Third, defendant asserts that the district court's determination of the weight of marijuana in the successful loads, which was computed by dividing the total money paid to McFarland by the cost per pound, is unreliable because McFarland did not indicate whether the amounts he was paid included expenses. When McFarland testified about what he was paid to deliver the marijuana, he stated that he was paid $50 per pound and that he was paid $2300 on one occasion and $2000 on several other occasions. Although McFarland did not specify whether the $2000 and $2300 amounts included expenses, we believe there is adequate evidence in the record to support the district court's conclusion that these amounts were exclusive of expenses. McFarland testified that he expected to be paid $2000 for the first load of marijuana, which he believed was 40 pounds. The record indicates that this $2000 amount was exclusive of expenses because McFarland was advanced expense money by defendant for this load.
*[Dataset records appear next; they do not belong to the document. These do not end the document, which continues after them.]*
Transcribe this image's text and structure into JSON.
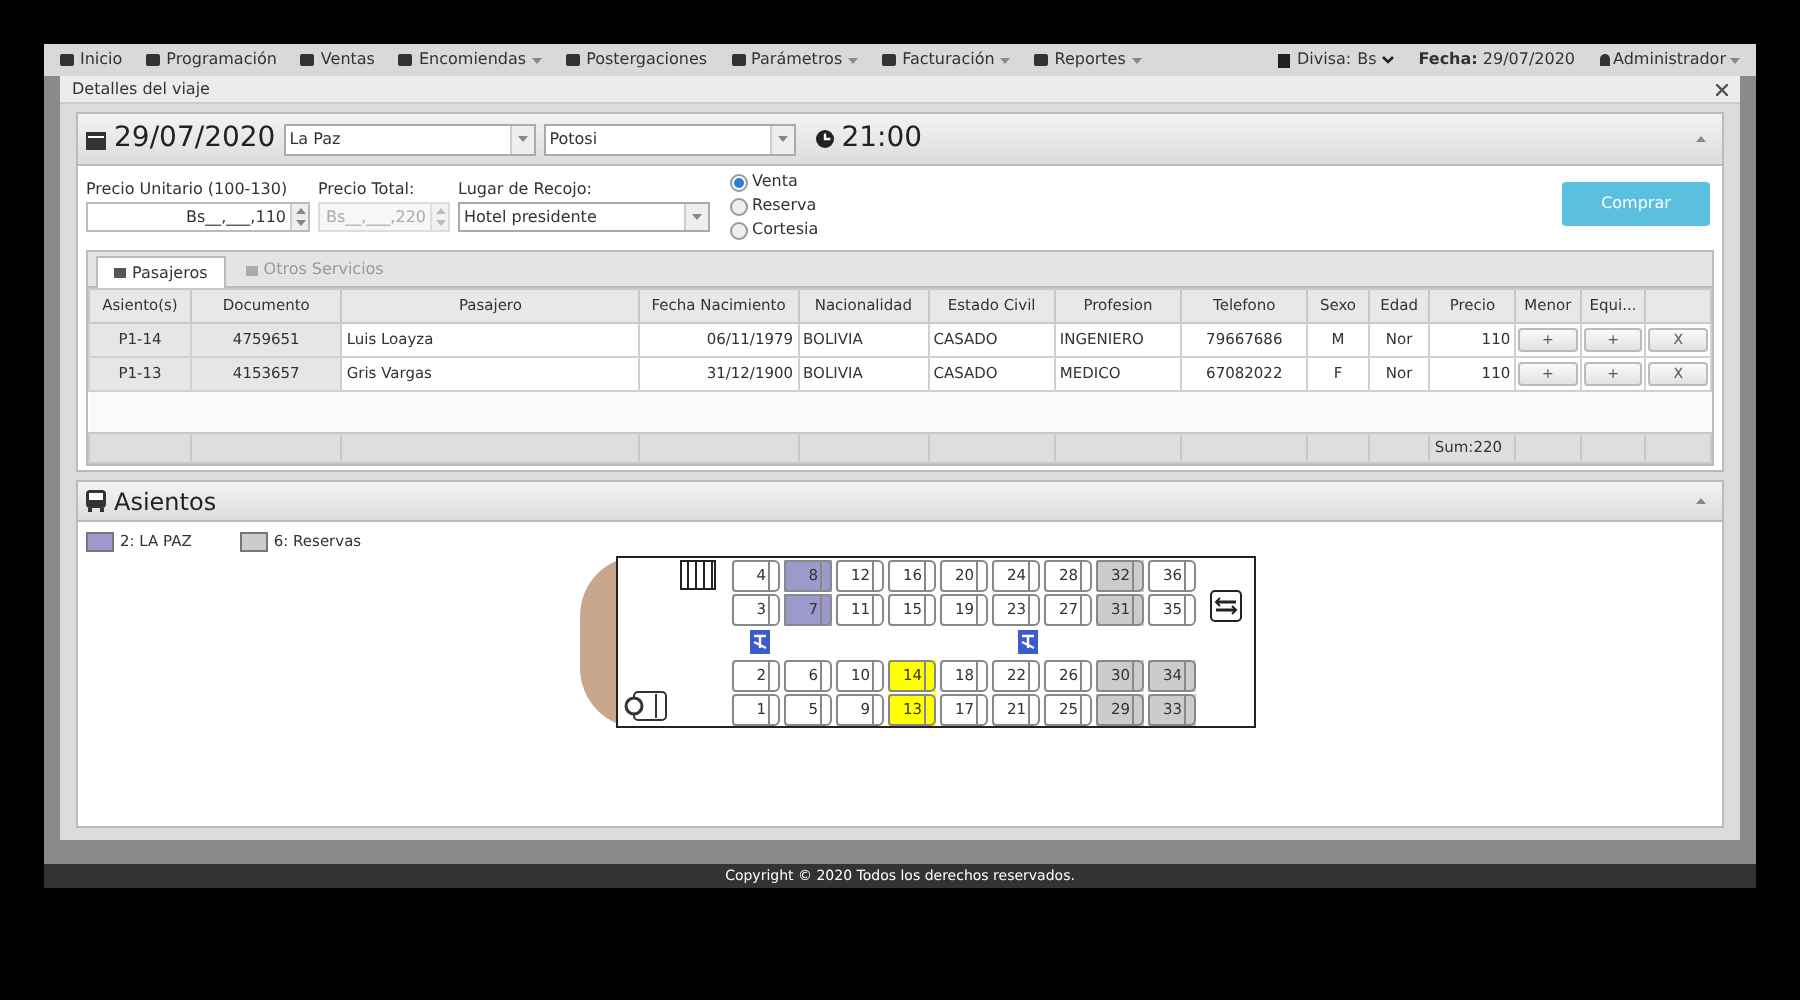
{
  "nav": {
    "items": [
      {
        "label": "Inicio",
        "dropdown": false
      },
      {
        "label": "Programación",
        "dropdown": false
      },
      {
        "label": "Ventas",
        "dropdown": false
      },
      {
        "label": "Encomiendas",
        "dropdown": true
      },
      {
        "label": "Postergaciones",
        "dropdown": false
      },
      {
        "label": "Parámetros",
        "dropdown": true
      },
      {
        "label": "Facturación",
        "dropdown": true
      },
      {
        "label": "Reportes",
        "dropdown": true
      }
    ],
    "currency_label": "Divisa:",
    "currency": "Bs",
    "date_label": "Fecha:",
    "date": "29/07/2020",
    "user": "Administrador"
  },
  "dialog": {
    "title": "Detalles del viaje"
  },
  "trip": {
    "date": "29/07/2020",
    "origin": "La Paz",
    "destination": "Potosi",
    "time": "21:00"
  },
  "form": {
    "unit_price_label": "Precio Unitario (100-130)",
    "unit_price": "Bs__,___,110",
    "total_price_label": "Precio Total:",
    "total_price": "Bs__,___,220",
    "pickup_label": "Lugar de Recojo:",
    "pickup": "Hotel presidente",
    "sale_types": [
      {
        "label": "Venta",
        "selected": true
      },
      {
        "label": "Reserva",
        "selected": false
      },
      {
        "label": "Cortesia",
        "selected": false
      }
    ],
    "buy_button": "Comprar"
  },
  "tabs": [
    {
      "label": "Pasajeros",
      "selected": true
    },
    {
      "label": "Otros Servicios",
      "selected": false
    }
  ],
  "table": {
    "columns": [
      "Asiento(s)",
      "Documento",
      "Pasajero",
      "Fecha Nacimiento",
      "Nacionalidad",
      "Estado Civil",
      "Profesion",
      "Telefono",
      "Sexo",
      "Edad",
      "Precio",
      "Menor",
      "Equi...",
      ""
    ],
    "rows": [
      {
        "cells": [
          "P1-14",
          "4759651",
          "Luis Loayza",
          "06/11/1979",
          "BOLIVIA",
          "CASADO",
          "INGENIERO",
          "79667686",
          "M",
          "Nor",
          "110"
        ],
        "buttons": [
          "+",
          "+",
          "X"
        ]
      },
      {
        "cells": [
          "P1-13",
          "4153657",
          "Gris Vargas",
          "31/12/1900",
          "BOLIVIA",
          "CASADO",
          "MEDICO",
          "67082022",
          "F",
          "Nor",
          "110"
        ],
        "buttons": [
          "+",
          "+",
          "X"
        ]
      }
    ],
    "sum": "Sum:220"
  },
  "seats_panel": {
    "title": "Asientos",
    "legend": [
      {
        "label": "2: LA PAZ",
        "color": "#9d99cc"
      },
      {
        "label": "6: Reservas",
        "color": "#cccccc"
      }
    ],
    "seat_rows": [
      [
        {
          "number": "4",
          "kind": "free"
        },
        {
          "number": "8",
          "kind": "sold"
        },
        {
          "number": "12",
          "kind": "free"
        },
        {
          "number": "16",
          "kind": "free"
        },
        {
          "number": "20",
          "kind": "free"
        },
        {
          "number": "24",
          "kind": "free"
        },
        {
          "number": "28",
          "kind": "free"
        },
        {
          "number": "32",
          "kind": "reserved"
        },
        {
          "number": "36",
          "kind": "free"
        }
      ],
      [
        {
          "number": "3",
          "kind": "free"
        },
        {
          "number": "7",
          "kind": "sold"
        },
        {
          "number": "11",
          "kind": "free"
        },
        {
          "number": "15",
          "kind": "free"
        },
        {
          "number": "19",
          "kind": "free"
        },
        {
          "number": "23",
          "kind": "free"
        },
        {
          "number": "27",
          "kind": "free"
        },
        {
          "number": "31",
          "kind": "reserved"
        },
        {
          "number": "35",
          "kind": "free"
        }
      ],
      [
        {
          "number": "2",
          "kind": "free"
        },
        {
          "number": "6",
          "kind": "free"
        },
        {
          "number": "10",
          "kind": "free"
        },
        {
          "number": "14",
          "kind": "selected"
        },
        {
          "number": "18",
          "kind": "free"
        },
        {
          "number": "22",
          "kind": "free"
        },
        {
          "number": "26",
          "kind": "free"
        },
        {
          "number": "30",
          "kind": "reserved"
        },
        {
          "number": "34",
          "kind": "reserved"
        }
      ],
      [
        {
          "number": "1",
          "kind": "free"
        },
        {
          "number": "5",
          "kind": "free"
        },
        {
          "number": "9",
          "kind": "free"
        },
        {
          "number": "13",
          "kind": "selected"
        },
        {
          "number": "17",
          "kind": "free"
        },
        {
          "number": "21",
          "kind": "free"
        },
        {
          "number": "25",
          "kind": "free"
        },
        {
          "number": "29",
          "kind": "reserved"
        },
        {
          "number": "33",
          "kind": "reserved"
        }
      ]
    ]
  },
  "footer": "Copyright © 2020 Todos los derechos reservados."
}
Although McFarland was not advanced expense money for the intervening loads, there is nothing to suggest that the amounts he stated he was paid included expenses. In fact, McFarland stated that he had to account for his expenses. Because the amount McFarland stated he expected to be paid for the first load was net of expenses, it could be inferred that the amounts McFarland stated he was paid for the intervening loads would also be net of expenses. Accordingly, we hold that there is adequate evidence in the record to support the district court's computation of the weight of the marijuana involved in the intervening loads by dividing the total money paid to McFarland by the cost per pound, and we do not believe that the district court committed clear error by using such a methodology in making its findings.
Accordingly, the district court's underlying factual findings or resulting totals are not clearly erroneous. Therefore, we conclude that the district court was correct in determining that more than 100 kilograms of marijuana was involved for purposes of count two.
For the reasons stated, the judgment of the district court is AFFIRMED.